Mary Junck Research Colloquium
UNC School of Journalism and Mass Communication
April 5, 2012

Dr. C. W. Anderson
Assistant Professor, Department of Media Culture, College of Staten Island, City University of New York

"The Long History of Data Journalism: Reporting, Social Science, and Document Analysis in 1912 and 2012 (With a Brief Stop in 1979)"

Abstract: Journalistic authority arises out of the way a particular act ("reporting") intersects with a particular object ("the public"). In the digital age, both what journalists do and to whom they direct claims about what they do are in the midst of a seismic shift. Along with older challenges to traditional notions of reporting like "citizen journalism," partisan news-gathering, and social media, the growth of data journalism marks the most recent problematization of the reporting process. This talk marks an early attempt to frame our understanding of data journalism by focusing on particular news objects (documents), the manner in which documents collide with our understanding of data, and the way the relationship between reporter and document has shifted over time. A focus on data journalism can also shed light on broader questions in the humanities and social sciences, particularly the relationship between modern knowledge practices and "big data."

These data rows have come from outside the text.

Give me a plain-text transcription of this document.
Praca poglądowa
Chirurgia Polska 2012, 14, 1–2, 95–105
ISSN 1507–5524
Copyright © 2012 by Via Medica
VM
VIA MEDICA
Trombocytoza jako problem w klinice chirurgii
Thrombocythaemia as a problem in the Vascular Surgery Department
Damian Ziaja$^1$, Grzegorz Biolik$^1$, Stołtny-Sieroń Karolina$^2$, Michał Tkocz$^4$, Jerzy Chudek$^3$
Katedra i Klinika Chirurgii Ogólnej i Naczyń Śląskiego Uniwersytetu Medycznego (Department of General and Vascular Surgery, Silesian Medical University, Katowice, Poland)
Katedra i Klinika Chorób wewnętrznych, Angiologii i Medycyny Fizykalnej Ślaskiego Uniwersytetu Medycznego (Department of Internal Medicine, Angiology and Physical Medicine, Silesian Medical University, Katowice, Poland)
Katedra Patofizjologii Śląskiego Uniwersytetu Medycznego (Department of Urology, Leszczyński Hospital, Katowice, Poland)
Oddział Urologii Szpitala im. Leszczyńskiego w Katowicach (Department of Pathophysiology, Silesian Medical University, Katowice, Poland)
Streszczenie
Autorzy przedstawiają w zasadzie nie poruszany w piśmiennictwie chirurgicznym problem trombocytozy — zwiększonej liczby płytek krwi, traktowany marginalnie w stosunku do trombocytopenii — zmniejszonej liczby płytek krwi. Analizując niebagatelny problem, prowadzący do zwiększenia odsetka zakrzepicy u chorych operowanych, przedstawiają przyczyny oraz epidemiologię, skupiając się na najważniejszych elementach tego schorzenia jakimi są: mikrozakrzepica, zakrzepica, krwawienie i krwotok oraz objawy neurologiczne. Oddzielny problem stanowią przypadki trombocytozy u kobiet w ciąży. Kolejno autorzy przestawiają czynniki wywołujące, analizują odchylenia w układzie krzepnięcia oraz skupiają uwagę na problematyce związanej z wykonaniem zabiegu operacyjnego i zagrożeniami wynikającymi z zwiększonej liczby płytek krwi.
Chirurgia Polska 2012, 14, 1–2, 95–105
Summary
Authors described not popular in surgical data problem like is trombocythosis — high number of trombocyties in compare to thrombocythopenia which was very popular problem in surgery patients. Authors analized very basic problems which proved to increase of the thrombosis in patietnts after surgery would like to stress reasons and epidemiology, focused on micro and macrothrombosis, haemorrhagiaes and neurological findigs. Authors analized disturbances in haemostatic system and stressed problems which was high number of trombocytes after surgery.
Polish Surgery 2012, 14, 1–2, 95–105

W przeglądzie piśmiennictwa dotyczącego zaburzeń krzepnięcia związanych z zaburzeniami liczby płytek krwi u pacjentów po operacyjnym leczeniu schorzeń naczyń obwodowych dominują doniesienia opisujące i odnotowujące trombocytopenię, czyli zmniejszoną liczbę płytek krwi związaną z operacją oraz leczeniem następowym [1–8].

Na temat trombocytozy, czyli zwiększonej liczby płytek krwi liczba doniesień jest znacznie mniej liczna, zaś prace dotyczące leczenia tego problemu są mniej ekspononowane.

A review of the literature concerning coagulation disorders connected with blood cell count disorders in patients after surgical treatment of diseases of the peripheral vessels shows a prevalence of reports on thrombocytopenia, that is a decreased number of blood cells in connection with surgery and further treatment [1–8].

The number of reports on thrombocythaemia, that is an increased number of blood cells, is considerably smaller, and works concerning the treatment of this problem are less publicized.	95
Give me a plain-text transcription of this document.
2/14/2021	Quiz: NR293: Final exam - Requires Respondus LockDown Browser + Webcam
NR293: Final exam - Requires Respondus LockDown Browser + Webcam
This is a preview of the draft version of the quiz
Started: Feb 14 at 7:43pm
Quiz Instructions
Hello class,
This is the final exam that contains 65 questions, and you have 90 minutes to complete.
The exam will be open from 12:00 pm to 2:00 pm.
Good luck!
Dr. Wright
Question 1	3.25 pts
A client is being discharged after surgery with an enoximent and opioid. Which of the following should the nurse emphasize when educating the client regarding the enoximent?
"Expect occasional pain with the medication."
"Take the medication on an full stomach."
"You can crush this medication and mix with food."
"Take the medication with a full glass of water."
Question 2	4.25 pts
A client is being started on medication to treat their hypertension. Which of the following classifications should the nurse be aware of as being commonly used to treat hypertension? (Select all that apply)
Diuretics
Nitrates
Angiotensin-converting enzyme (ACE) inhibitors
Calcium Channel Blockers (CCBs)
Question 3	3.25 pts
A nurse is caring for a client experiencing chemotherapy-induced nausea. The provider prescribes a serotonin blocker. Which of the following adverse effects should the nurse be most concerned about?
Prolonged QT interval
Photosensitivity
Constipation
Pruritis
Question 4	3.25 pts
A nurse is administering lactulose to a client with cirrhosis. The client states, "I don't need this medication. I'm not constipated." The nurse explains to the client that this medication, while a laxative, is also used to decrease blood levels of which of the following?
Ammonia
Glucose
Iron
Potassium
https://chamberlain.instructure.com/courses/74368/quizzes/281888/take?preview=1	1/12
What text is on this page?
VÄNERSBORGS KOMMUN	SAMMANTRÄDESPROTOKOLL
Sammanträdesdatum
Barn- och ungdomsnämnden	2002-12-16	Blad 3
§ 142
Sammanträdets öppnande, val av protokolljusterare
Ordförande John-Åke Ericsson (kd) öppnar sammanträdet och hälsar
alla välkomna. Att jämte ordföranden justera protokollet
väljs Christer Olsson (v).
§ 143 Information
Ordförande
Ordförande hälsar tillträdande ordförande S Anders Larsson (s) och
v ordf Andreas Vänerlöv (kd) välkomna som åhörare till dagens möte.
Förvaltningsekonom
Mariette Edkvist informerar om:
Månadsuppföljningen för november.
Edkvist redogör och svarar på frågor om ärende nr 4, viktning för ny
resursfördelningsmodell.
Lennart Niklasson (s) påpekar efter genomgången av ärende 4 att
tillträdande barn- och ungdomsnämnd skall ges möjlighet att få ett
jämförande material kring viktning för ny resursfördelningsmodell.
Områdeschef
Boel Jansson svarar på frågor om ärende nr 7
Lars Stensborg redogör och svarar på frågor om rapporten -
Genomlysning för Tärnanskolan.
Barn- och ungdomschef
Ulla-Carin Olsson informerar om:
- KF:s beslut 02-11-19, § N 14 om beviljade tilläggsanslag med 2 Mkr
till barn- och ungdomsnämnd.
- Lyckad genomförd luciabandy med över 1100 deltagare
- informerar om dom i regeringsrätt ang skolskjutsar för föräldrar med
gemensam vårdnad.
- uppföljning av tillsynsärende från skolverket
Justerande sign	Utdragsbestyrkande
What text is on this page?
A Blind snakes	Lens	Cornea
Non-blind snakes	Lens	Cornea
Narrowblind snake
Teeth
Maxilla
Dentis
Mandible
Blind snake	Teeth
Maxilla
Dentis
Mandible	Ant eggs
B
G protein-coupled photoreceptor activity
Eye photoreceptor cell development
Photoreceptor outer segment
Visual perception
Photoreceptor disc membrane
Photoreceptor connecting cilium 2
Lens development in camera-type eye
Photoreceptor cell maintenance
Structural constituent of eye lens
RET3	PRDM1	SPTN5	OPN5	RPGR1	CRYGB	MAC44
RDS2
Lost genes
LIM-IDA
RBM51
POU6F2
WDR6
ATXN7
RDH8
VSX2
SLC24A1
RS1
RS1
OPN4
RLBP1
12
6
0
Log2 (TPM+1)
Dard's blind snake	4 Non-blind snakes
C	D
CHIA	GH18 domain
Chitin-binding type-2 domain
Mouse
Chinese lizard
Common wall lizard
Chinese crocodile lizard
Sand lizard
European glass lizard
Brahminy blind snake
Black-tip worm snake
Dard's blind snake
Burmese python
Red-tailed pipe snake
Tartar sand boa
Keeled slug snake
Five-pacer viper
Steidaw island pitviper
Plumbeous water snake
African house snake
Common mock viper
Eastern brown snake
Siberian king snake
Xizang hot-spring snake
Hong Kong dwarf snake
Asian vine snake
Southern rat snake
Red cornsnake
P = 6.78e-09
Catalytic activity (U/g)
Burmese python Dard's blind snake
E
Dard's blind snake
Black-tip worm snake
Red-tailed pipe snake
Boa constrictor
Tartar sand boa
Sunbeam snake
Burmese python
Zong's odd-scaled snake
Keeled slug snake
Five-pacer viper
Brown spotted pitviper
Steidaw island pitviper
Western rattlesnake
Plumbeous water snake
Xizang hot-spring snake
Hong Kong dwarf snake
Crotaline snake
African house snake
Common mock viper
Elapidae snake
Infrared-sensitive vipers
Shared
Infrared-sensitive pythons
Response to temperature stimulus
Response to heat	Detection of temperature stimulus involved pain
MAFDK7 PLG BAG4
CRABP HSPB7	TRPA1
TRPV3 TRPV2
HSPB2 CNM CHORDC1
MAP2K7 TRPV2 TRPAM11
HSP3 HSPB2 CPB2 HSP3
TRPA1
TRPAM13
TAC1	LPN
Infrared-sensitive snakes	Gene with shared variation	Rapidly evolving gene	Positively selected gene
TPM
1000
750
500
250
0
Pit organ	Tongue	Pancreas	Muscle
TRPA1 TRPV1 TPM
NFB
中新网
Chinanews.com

This talk comes at a very preliminary moment in the authors' new research project on the culture, history, and ontology of data journalism, and is thus provisional in many ways. Beyond outlining the general framework discussed above, the talk will consist of several brief stopovers at critical moments in the history of documents, journalism, and social science-- the growth of the data driven progressive reform movement in the early 20th century, the invention of so-called "precision journalism" in the 1970s, and the application of data journalism to document analysis today. The talk, being preliminary, is less concerned with presenting settled conclusions than it is with engaging the audience in dialog and conversation, all of which will hopefully shape the research project as it goes forward.